Labour on course to win next election ‘with comfortable majority’, David Lammy says

Shadow foreign secretary dismisses idea of electoral pacts and says Labour will win outright

Wakefield result suggests Labour would win next election 'comfortably', David Lammy says

Labour is on course to win the next general election “with a comfortable majority” after Boris Johnson’s byelection thumpings, David Lammy says.

The shadow foreign secretary argued the results in Wakefield and in Tiverton and Honiton showed there was no need for an electoral pact with the Liberal Democrats – because Labour will win outright.
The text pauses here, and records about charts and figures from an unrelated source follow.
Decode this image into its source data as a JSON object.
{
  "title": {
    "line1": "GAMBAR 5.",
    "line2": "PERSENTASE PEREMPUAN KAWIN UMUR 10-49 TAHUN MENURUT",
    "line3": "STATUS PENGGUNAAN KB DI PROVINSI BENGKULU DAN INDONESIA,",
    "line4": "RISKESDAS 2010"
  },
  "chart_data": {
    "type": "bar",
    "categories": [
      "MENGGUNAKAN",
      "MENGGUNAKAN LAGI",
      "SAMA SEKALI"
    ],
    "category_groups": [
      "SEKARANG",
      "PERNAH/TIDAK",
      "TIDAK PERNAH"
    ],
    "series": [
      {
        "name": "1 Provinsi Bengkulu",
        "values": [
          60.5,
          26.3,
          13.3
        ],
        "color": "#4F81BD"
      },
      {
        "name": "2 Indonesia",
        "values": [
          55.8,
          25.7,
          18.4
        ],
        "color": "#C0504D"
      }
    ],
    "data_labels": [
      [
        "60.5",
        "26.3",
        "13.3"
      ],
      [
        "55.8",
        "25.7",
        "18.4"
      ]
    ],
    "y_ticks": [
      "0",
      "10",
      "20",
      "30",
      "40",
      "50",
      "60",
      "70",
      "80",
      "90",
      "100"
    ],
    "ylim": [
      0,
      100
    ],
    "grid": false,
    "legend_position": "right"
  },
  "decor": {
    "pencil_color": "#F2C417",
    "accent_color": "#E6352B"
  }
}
The Conservatives are seeking to provoke a public backlash against an informal agreement between the parties which sees each focus on seats where they are stronger, describing it is a backstairs pact.
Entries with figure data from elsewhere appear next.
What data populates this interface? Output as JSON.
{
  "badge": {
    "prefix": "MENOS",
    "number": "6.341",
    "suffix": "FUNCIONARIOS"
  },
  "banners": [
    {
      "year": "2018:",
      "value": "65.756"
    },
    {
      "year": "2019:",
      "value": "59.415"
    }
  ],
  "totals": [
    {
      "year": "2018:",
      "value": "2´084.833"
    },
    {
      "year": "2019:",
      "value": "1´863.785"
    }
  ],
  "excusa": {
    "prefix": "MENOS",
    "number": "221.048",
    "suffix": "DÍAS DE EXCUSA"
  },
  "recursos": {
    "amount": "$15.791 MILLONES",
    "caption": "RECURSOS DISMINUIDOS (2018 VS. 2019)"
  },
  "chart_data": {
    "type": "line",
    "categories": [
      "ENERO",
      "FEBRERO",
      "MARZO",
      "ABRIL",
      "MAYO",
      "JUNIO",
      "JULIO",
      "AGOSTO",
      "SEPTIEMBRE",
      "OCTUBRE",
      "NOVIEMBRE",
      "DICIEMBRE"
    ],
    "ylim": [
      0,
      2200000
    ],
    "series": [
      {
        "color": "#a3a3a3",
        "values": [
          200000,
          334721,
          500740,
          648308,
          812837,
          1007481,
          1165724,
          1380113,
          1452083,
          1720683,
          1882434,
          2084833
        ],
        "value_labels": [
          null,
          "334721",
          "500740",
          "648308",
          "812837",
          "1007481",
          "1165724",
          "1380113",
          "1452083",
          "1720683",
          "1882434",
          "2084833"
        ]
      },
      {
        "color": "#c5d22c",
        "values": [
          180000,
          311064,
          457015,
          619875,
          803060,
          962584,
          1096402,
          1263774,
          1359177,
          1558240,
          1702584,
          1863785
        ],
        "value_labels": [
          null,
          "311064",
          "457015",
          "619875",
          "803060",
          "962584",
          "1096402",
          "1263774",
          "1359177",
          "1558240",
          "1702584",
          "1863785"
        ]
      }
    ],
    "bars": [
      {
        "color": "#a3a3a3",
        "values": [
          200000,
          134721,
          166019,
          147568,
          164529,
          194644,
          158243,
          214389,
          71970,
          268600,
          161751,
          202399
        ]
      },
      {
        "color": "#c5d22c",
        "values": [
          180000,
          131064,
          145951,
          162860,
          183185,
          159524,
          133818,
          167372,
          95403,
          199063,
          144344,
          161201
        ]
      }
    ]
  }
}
But Mr Lammy denied it and said of Labour’s win in Wakefield: “If that result was replicated across the country, I would be foreign secretary and Labour would, in fact, be forming the government.”
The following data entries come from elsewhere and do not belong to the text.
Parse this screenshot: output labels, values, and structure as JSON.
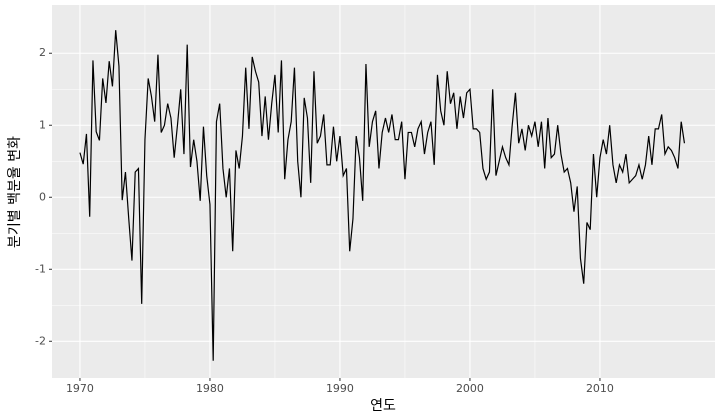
{
  "chart_data": {
    "type": "line",
    "x_label": "연도",
    "y_label": "분기별 백분율 변화",
    "x": [
      1970,
      1970.25,
      1970.5,
      1970.75,
      1971,
      1971.25,
      1971.5,
      1971.75,
      1972,
      1972.25,
      1972.5,
      1972.75,
      1973,
      1973.25,
      1973.5,
      1973.75,
      1974,
      1974.25,
      1974.5,
      1974.75,
      1975,
      1975.25,
      1975.5,
      1975.75,
      1976,
      1976.25,
      1976.5,
      1976.75,
      1977,
      1977.25,
      1977.5,
      1977.75,
      1978,
      1978.25,
      1978.5,
      1978.75,
      1979,
      1979.25,
      1979.5,
      1979.75,
      1980,
      1980.25,
      1980.5,
      1980.75,
      1981,
      1981.25,
      1981.5,
      1981.75,
      1982,
      1982.25,
      1982.5,
      1982.75,
      1983,
      1983.25,
      1983.5,
      1983.75,
      1984,
      1984.25,
      1984.5,
      1984.75,
      1985,
      1985.25,
      1985.5,
      1985.75,
      1986,
      1986.25,
      1986.5,
      1986.75,
      1987,
      1987.25,
      1987.5,
      1987.75,
      1988,
      1988.25,
      1988.5,
      1988.75,
      1989,
      1989.25,
      1989.5,
      1989.75,
      1990,
      1990.25,
      1990.5,
      1990.75,
      1991,
      1991.25,
      1991.5,
      1991.75,
      1992,
      1992.25,
      1992.5,
      1992.75,
      1993,
      1993.25,
      1993.5,
      1993.75,
      1994,
      1994.25,
      1994.5,
      1994.75,
      1995,
      1995.25,
      1995.5,
      1995.75,
      1996,
      1996.25,
      1996.5,
      1996.75,
      1997,
      1997.25,
      1997.5,
      1997.75,
      1998,
      1998.25,
      1998.5,
      1998.75,
      1999,
      1999.25,
      1999.5,
      1999.75,
      2000,
      2000.25,
      2000.5,
      2000.75,
      2001,
      2001.25,
      2001.5,
      2001.75,
      2002,
      2002.25,
      2002.5,
      2002.75,
      2003,
      2003.25,
      2003.5,
      2003.75,
      2004,
      2004.25,
      2004.5,
      2004.75,
      2005,
      2005.25,
      2005.5,
      2005.75,
      2006,
      2006.25,
      2006.5,
      2006.75,
      2007,
      2007.25,
      2007.5,
      2007.75,
      2008,
      2008.25,
      2008.5,
      2008.75,
      2009,
      2009.25,
      2009.5,
      2009.75,
      2010,
      2010.25,
      2010.5,
      2010.75,
      2011,
      2011.25,
      2011.5,
      2011.75,
      2012,
      2012.25,
      2012.5,
      2012.75,
      2013,
      2013.25,
      2013.5,
      2013.75,
      2014,
      2014.25,
      2014.5,
      2014.75,
      2015,
      2015.25,
      2015.5,
      2015.75,
      2016,
      2016.25,
      2016.5
    ],
    "values": [
      0.62,
      0.46,
      0.88,
      -0.27,
      1.9,
      0.91,
      0.79,
      1.65,
      1.31,
      1.89,
      1.54,
      2.32,
      1.82,
      -0.04,
      0.35,
      -0.29,
      -0.88,
      0.35,
      0.4,
      -1.48,
      0.8,
      1.65,
      1.4,
      1.05,
      1.98,
      0.9,
      1.0,
      1.3,
      1.1,
      0.55,
      1.0,
      1.5,
      0.6,
      2.12,
      0.42,
      0.8,
      0.5,
      -0.05,
      0.98,
      0.3,
      -0.1,
      -2.27,
      1.05,
      1.3,
      0.4,
      0.0,
      0.4,
      -0.75,
      0.65,
      0.4,
      0.85,
      1.8,
      0.95,
      1.95,
      1.75,
      1.6,
      0.85,
      1.4,
      0.8,
      1.3,
      1.7,
      0.9,
      1.9,
      0.25,
      0.8,
      1.05,
      1.8,
      0.5,
      0.0,
      1.38,
      1.1,
      0.2,
      1.75,
      0.75,
      0.85,
      1.15,
      0.45,
      0.45,
      0.98,
      0.5,
      0.85,
      0.3,
      0.4,
      -0.75,
      -0.3,
      0.85,
      0.55,
      -0.05,
      1.85,
      0.7,
      1.05,
      1.2,
      0.4,
      0.9,
      1.1,
      0.9,
      1.15,
      0.8,
      0.8,
      1.05,
      0.25,
      0.9,
      0.9,
      0.7,
      0.95,
      1.05,
      0.6,
      0.9,
      1.05,
      0.45,
      1.7,
      1.2,
      1.0,
      1.75,
      1.3,
      1.45,
      0.95,
      1.4,
      1.1,
      1.45,
      1.5,
      0.95,
      0.95,
      0.9,
      0.4,
      0.25,
      0.35,
      1.5,
      0.3,
      0.5,
      0.7,
      0.55,
      0.45,
      1.0,
      1.45,
      0.75,
      0.95,
      0.65,
      1.0,
      0.85,
      1.05,
      0.7,
      1.05,
      0.4,
      1.1,
      0.55,
      0.6,
      1.0,
      0.6,
      0.35,
      0.4,
      0.2,
      -0.2,
      0.15,
      -0.85,
      -1.2,
      -0.35,
      -0.45,
      0.6,
      0.0,
      0.55,
      0.8,
      0.6,
      1.0,
      0.45,
      0.2,
      0.45,
      0.35,
      0.6,
      0.2,
      0.25,
      0.3,
      0.45,
      0.25,
      0.45,
      0.85,
      0.45,
      0.95,
      0.95,
      1.15,
      0.6,
      0.7,
      0.65,
      0.55,
      0.4,
      1.05,
      0.75
    ],
    "color": "#000000",
    "xlim": [
      1967.85,
      2018.85
    ],
    "xticks": [
      1970,
      1980,
      1990,
      2000,
      2010
    ],
    "ylim": [
      -2.51,
      2.67
    ],
    "yticks": [
      -2,
      -1,
      0,
      1,
      2
    ],
    "grid": true
  }
}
He added: “On that result in Wakefield, and indeed Tiverton, we would be forming the next government with a comfortable majority – that’s what that result tells us.”

Speaking on the BBC, he added: “There will be no pact with the SNP, there will be no pact with the Liberal Democrats, there will be no pact with the Greens.”

The shadow foreign secretary declined to say what punishment will be imposed on Labour frontbenchers who defied Keir Starmer by joining RMT picket lines – and hinted the order will be repeated for future strikes.

Mr Lammy said the party’s chief whip would speak to the rebels in the coming days and be “making it very clear that a serious party of government does not join picket lines”.

He acknowledged “further disputes” are likely – with teachers, NHS staff and legal aid solicitors all contemplating strike action – and warned the rebels: “I don’t think it’s helpful to stand on picket lines.”

But Mr Lammy denied Sir Keir had “lost control of his own MPs”, adding: “The Labour party is not divided.”

He declined to say whether Labour supports the striking rail workers demand for a seven per cent pay rise – arguing it is not the opposition’s job to “pretend we can negotiate”.

And he urged Labour supporters to drop their hopes of rejoining the EU, pointing to the referendum result and saying: “The definition of madness is doing the same thing over and over again.”

Later, Mr Lammy said he “categorically” does not support GMB and Unite staging a strike of BA check-in staff.

“All of us are feeling the pinch with inflation. Many of us might want a [pay] rise of 10 per cent in truth, most people understand it’s unlikely that you’re going to get that,” he said.

“It absolutely would not be right, it would not be responsible opposition, if I suggested yes to every strike.”

Asked if he supports the proposed strike by check-in staff, he said: “No, I don’t. No I don’t – it is a no, it’s a categorical no.”

Asked why, he said: “Because I’m serious about the business of being in government and the business of being in government is that you support negotiation.”